In 1980, Ronald Reagan asked Americans: Are you better off than you were four years ago? Enough of them thought the answer was “no” that Reagan beat incumbent Jimmy Carter and was president for the next eight years.
The Memphis mayoral election on October 4th will be an indicator of how well off Memphians think they’ve been since Willie Herenton was elected. Except Herenton has been in office for 16 years, not four years, which is so long that it may be hard for some people to imagine Memphis without him.

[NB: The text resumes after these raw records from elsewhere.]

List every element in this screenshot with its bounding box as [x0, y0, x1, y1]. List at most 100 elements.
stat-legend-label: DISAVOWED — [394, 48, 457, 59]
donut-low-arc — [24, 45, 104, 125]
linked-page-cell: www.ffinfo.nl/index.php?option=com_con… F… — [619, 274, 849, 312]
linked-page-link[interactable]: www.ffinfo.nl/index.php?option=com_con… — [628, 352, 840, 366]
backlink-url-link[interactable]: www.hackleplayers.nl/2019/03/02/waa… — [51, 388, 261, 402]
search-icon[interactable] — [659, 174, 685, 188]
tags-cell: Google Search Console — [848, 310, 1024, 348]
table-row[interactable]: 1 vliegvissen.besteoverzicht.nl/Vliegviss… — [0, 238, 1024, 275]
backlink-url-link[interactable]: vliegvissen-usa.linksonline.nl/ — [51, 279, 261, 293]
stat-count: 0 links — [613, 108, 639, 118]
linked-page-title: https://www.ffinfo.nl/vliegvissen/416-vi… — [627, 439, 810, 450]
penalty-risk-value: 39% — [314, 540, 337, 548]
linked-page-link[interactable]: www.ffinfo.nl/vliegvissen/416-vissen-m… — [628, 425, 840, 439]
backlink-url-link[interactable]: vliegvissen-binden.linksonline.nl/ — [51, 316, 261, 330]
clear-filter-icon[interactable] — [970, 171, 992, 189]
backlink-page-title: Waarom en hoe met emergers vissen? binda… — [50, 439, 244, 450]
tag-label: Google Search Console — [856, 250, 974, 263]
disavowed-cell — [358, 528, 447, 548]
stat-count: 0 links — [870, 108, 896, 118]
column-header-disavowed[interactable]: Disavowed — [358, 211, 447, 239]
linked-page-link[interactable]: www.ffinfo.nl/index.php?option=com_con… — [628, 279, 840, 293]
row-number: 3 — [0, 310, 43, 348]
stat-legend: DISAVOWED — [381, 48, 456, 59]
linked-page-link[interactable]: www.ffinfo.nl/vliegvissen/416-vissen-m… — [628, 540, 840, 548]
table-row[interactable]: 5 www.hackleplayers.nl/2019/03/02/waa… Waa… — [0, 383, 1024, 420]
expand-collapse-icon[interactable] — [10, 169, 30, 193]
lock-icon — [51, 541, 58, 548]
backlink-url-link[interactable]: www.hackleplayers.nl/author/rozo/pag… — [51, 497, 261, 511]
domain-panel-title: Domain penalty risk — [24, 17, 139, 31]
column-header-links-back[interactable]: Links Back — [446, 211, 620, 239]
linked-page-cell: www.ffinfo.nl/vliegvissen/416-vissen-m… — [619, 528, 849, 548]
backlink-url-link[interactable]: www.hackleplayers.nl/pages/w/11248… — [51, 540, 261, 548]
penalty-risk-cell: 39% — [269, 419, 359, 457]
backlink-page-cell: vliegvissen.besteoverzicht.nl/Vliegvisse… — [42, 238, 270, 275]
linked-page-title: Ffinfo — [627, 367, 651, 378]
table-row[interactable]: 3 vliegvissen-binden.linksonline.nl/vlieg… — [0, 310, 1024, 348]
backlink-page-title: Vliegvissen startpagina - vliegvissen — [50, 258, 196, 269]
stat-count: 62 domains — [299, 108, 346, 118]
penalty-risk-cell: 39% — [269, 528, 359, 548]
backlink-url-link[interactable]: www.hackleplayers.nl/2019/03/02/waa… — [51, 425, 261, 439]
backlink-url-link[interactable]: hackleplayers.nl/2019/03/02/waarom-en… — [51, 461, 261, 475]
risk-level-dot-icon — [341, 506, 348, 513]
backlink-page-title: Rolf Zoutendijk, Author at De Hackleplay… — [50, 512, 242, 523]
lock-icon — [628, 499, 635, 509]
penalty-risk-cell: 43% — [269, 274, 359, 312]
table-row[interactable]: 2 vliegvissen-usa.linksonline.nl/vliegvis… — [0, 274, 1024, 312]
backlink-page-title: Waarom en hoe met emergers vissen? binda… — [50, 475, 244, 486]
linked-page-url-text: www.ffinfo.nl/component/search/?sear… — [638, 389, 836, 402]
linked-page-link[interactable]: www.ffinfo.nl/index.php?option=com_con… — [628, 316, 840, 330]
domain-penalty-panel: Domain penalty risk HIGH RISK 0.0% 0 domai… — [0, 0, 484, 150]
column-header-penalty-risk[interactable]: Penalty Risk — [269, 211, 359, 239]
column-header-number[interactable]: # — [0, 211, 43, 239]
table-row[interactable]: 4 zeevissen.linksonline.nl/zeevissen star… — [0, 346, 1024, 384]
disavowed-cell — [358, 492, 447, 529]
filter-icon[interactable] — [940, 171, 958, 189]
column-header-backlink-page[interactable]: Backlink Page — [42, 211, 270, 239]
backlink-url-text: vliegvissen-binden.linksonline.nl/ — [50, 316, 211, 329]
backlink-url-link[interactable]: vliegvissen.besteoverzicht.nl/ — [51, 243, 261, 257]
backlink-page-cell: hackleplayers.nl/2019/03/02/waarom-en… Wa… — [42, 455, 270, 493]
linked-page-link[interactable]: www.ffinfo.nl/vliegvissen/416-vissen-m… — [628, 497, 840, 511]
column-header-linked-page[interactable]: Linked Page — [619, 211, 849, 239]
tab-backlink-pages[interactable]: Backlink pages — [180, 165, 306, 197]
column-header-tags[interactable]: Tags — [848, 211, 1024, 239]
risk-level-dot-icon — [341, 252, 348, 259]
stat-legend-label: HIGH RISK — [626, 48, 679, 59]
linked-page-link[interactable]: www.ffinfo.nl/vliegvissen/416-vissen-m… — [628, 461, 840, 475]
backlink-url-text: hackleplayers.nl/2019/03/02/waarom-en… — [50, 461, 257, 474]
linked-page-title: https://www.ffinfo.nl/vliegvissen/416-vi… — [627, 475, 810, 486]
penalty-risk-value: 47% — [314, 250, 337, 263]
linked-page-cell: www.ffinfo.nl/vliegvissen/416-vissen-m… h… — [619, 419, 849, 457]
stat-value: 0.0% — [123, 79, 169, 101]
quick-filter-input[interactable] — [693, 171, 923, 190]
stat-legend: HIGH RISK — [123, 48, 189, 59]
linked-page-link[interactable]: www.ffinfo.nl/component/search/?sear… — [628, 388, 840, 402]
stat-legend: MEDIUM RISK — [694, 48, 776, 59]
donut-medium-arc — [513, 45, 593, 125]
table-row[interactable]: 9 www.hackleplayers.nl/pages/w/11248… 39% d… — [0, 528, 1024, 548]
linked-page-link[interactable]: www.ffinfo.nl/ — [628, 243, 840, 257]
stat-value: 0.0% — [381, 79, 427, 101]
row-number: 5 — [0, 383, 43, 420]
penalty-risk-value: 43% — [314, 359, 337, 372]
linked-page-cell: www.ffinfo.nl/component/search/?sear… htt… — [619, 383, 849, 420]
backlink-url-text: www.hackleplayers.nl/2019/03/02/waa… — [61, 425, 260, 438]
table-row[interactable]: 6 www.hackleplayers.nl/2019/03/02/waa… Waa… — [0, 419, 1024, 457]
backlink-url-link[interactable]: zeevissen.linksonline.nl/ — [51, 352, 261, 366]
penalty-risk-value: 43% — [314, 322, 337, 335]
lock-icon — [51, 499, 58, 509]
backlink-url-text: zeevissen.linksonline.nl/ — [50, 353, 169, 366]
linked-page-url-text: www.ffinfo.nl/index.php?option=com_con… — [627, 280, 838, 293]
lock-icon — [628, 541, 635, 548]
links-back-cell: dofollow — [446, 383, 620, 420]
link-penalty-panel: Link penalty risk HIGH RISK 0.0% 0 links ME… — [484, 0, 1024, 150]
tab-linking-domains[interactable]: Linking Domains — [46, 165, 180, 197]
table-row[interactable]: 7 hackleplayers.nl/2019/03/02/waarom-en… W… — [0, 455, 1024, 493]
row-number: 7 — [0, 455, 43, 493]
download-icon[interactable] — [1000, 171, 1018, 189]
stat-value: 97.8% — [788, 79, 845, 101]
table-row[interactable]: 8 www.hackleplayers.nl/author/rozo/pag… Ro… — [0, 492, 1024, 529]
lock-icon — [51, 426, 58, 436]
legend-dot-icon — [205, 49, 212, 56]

You want signs that things are bad?
If you are statistically inclined, a national survey of home loans by the community activist organization ACORN says Memphis is highly vulnerable to foreclosures because 46 percent of home purchase loans in 2006 were high-cost subprime loans. Memphis ranks first in the Southeast and sixth in the country in such loans.
If you are profit-minded, another survey, by CNNMoney.com, ranks Memphis ninth in the country in the number of foreclosures. One man’s misfortune is another’s opportunity, and last week something called the National Foreclosure Institute ran full-page ads in The Commercial Appeal for a series of workshops on how to make money off of this. Along with 10 other people, I attended one of the workshops this week. The speaker said, “You are sitting on the tip of the greatest fire sale in real estate history” — which you can exploit by taking their course for $1,495.
If you are fearful, you may have heard mayoral candidate Carol Chumney say in a debate this week that crime is so bad that Memphians are afraid to walk to their mailboxes, which, if true, will make voting problematic.
If you are nostalgic, you may have heard mayoral candidate John Willingham say in the same debate that the Mid-South Fairgrounds was a great place 40 years ago before Memphis lost, by his unofficial count, 115 major corporations.
If you are disgusted, you can move out of Memphis to the suburbs or to DeSoto County, Mississippi, the fastest-growing county in the state.
Thousands of people will vote for Chumney, but the one vote she needs is Herman Morris’. Thousands of people will vote for Morris, but the one vote he needs is Chumney’s. Apparently, neither one of them is going to get it. They are beating each other up instead.
That has to please Herenton. He won’t get the votes of the people who have thrown up their hands and moved or are scared to walk to their mailboxes or foresee the greatest real estate fire sale the world has ever seen or long for the good old days. He will, however, get votes from Memphians who think they are better off than they were 16 years ago, which could be enough.
On the bright side, Memphis is growing a bit, from 650,000 in 2000 to about 670,000 today. Before the housing bust, there was a housing boom from downtown to Whitehaven to Hickory Hill to Cordova. Inner-city housing projects came down. Robert Lipscomb, the city’s chief financial officer, says 16,000 Memphians became first-time homeowners in the last 12 years. The foreclosure crisis, he agrees, is real, especially in Hickory Hill and Frayser. “On the one hand, there is upward mobility,” he says. “On the other hand, there is no margin for error” if the buyer gets sick or loses a job.
Webb Brewer, head of Memphis Legal Services, says there’s a fine line between the benefits of the housing boom in Memphis and the excesses of a housing bust. “A decade ago I was championing the cause of home ownership, and people were talking about creative financing,” he says.
Now, he helps victims of predatory lending, creative financing’s evil twin.
“The big question,” Brewer says, “is how many people who got into the housing market were able to sustain it?”
If the foreclosure rate on subprime mortgages is 15 percent, is Memphis still better off? What if it is 30 percent? Does that mean 70 percent achieved the dream of home ownership? As Herenton has noted, it’s the nature of the media to report the bad news of crime, corruption, foreclosures, and flight. A growing middle class and a sense of well-being relative to 1991 are harder stories to tell, but they may determine the outcome of the Memphis mayoral election.